La direttrice sanitaria minimizza le sue responsabilità nel caso di Sementina: «Le accuse non sono basate sui fatti».
BELLINZONA - Pazienti sintomatici che pranzavano nella sala comune, test non fatti o svolti in ritardo e attività di gruppo organizzate nonostante il divieto. E ancora personale sanitario impiegato nonostante la positività al virus, visite di familiari permesse a pazienti sintomatici, mancato tracciamento dei contatti e libero accesso accordato a operai esterni per lavori di trascurabile importanza.
Sono queste, in sintesi, le negligenze che sarebbero state commesse tra marzo e aprile 2020 dal direttore amministrativo, la direttrice sanitaria e l'ex responsabile delle cure della casa anziani di Sementina e delle quali devono rispondere oggi davanti alla Pretura penale di Bellinzona. Tra marzo e aprile 2020 all'interno della struttura almeno 39 degli 80 pazienti presenti hanno contratto il Coronavirus, 22 dei quali hanno perso la vita.
Multe e fedina macchiata - L'ipotesi di reato, per tutti e tre gli imputati, è di ripetuta contravvenzione alla Legge federale sulla lotta contro le malattie trasmissibili dell'essere umano. L'accusa chiede 8'000 franchi di multa per la direttrice sanitaria, 6'000 per il direttore amministrativo e 4'000 per l'ex responsabile cure, più la copertura della tassa di giustizia e delle spese giudiziarie. La condanna, per i primi due, verrebbe iscritta al casellario giudiziale.
Accuse «non basate sui fatti» - A prendere la parola per prima è la direttrice sanitaria della struttura, tuttora impiegata alla casa anziani di Sementina e al Centro Somen, che contesta le accuse definendole «non basate sui fatti, sugli eventi e sull'attività da me svolta». «In quel periodo lavoravamo in stretta collaborazione con i medici di famiglia, che hanno ricevuto le mie stesse direttive», sottolinea la 47enne, «in molti dei casi sono intervenuta nel trattamento dei pazienti solo in seconda battuta, mentre in prima battuta è intervenuto il medico di famiglia». In alcuni casi, specifica «non sono nemmeno mai stata interpellata. E in ogni caso io non avevo accesso alla cartella del medico di famiglia, per cui mi basavo sui decorsi infermieristici stilati».
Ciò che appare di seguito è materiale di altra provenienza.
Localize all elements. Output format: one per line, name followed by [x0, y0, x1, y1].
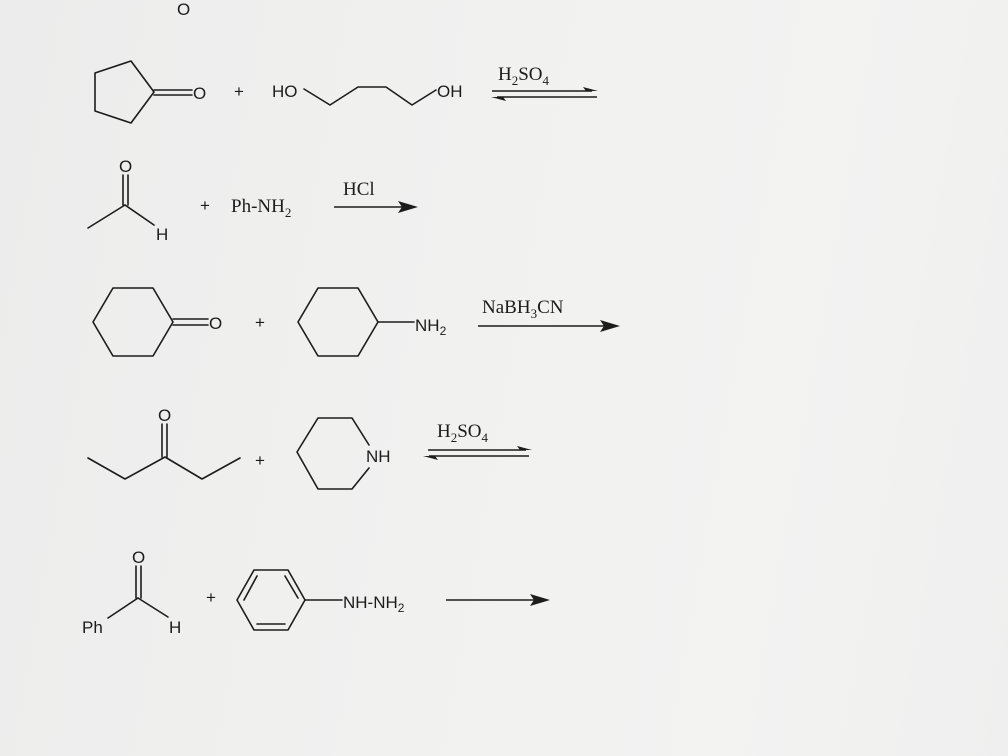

«I medici di famiglia non avevano più accesso alle case anziani» - Per la procuratrice pubblica Pamela Pedretti però, lo "scaricabarile" ai medici di famiglia non è giustificato. «A partire dal 14 marzo, ha dichiarato lo stesso direttore amministrativo, è stato deciso che i medici di famiglia dei degenti non avevano di regola più accesso alle strutture, la cura degli stessi era perciò affidata ai direttori sanitari. Di principio ai medici era stato chiesto di evitare visite in struttura». «Le visite del medico di famiglia venivano accordate in caso di emergenza», replica la direttrice sanitaria. «Ma un anziano in stato febbrile, sopra il 37,6, è da considerarsi un caso urgente?», chiede l'accusa. «Adesso sì, prima no», afferma la 47enne.
«Aveva sempre mal di gola, perciò non è stato segnalato nulla di particolare» - Entrando nelle singole casistiche, la direttrice sanitaria giustifica il fatto che a una paziente che presentava mal di gola sia stato permesso di consumare i pasti nella sala comune. «La Signora diceva di avere mal di gola, sì, ma è un disturbo che lamentava settimanalmente, per cui gli infermieri non hanno ritenuto di fare segnalazioni particolari».
La visita concessa al paziente sintomatico? «Un errore» - «So che il paziente è stato portato al piano terra per vedere il figlio, ed è chiaramente stato un errore», spiega invece la dottoressa riguardo a un altro utente che aveva manifestato prima tosse poi tosse grassa e infine febbre che aveva continuato a consumare pasti in una saletta comune e al quale era stato permesso di incontrare il figlio lo stesso giorno in cui aveva presentato febbre. «Probabilmente ad accompagnare il Signore dal figlio è stata l'ausiliaria di cure, che avrebbe informato qualcuno ma non l'infermiera diplomata con la quale ho parlato io».
«I sintomi erano compatibili con malattie pregresse. E avevamo i tamponi contati» - Per quanto riguarda la gestione dei pazienti che presentavano sintomi, la ex responsabile cure spiega invece che molti di questi non venivano subito collegati al Covid perché i sintomi scomparivano nell'arco di una giornata ed erano sovente compatibili con le malattie pregresse dei pazienti. «Ricevevamo i tamponi contati», le fa eco la direttrice sanitaria. «Il medico cantonale diceva di riservare i tamponi ai casi più gravi», così il direttore amministrativo.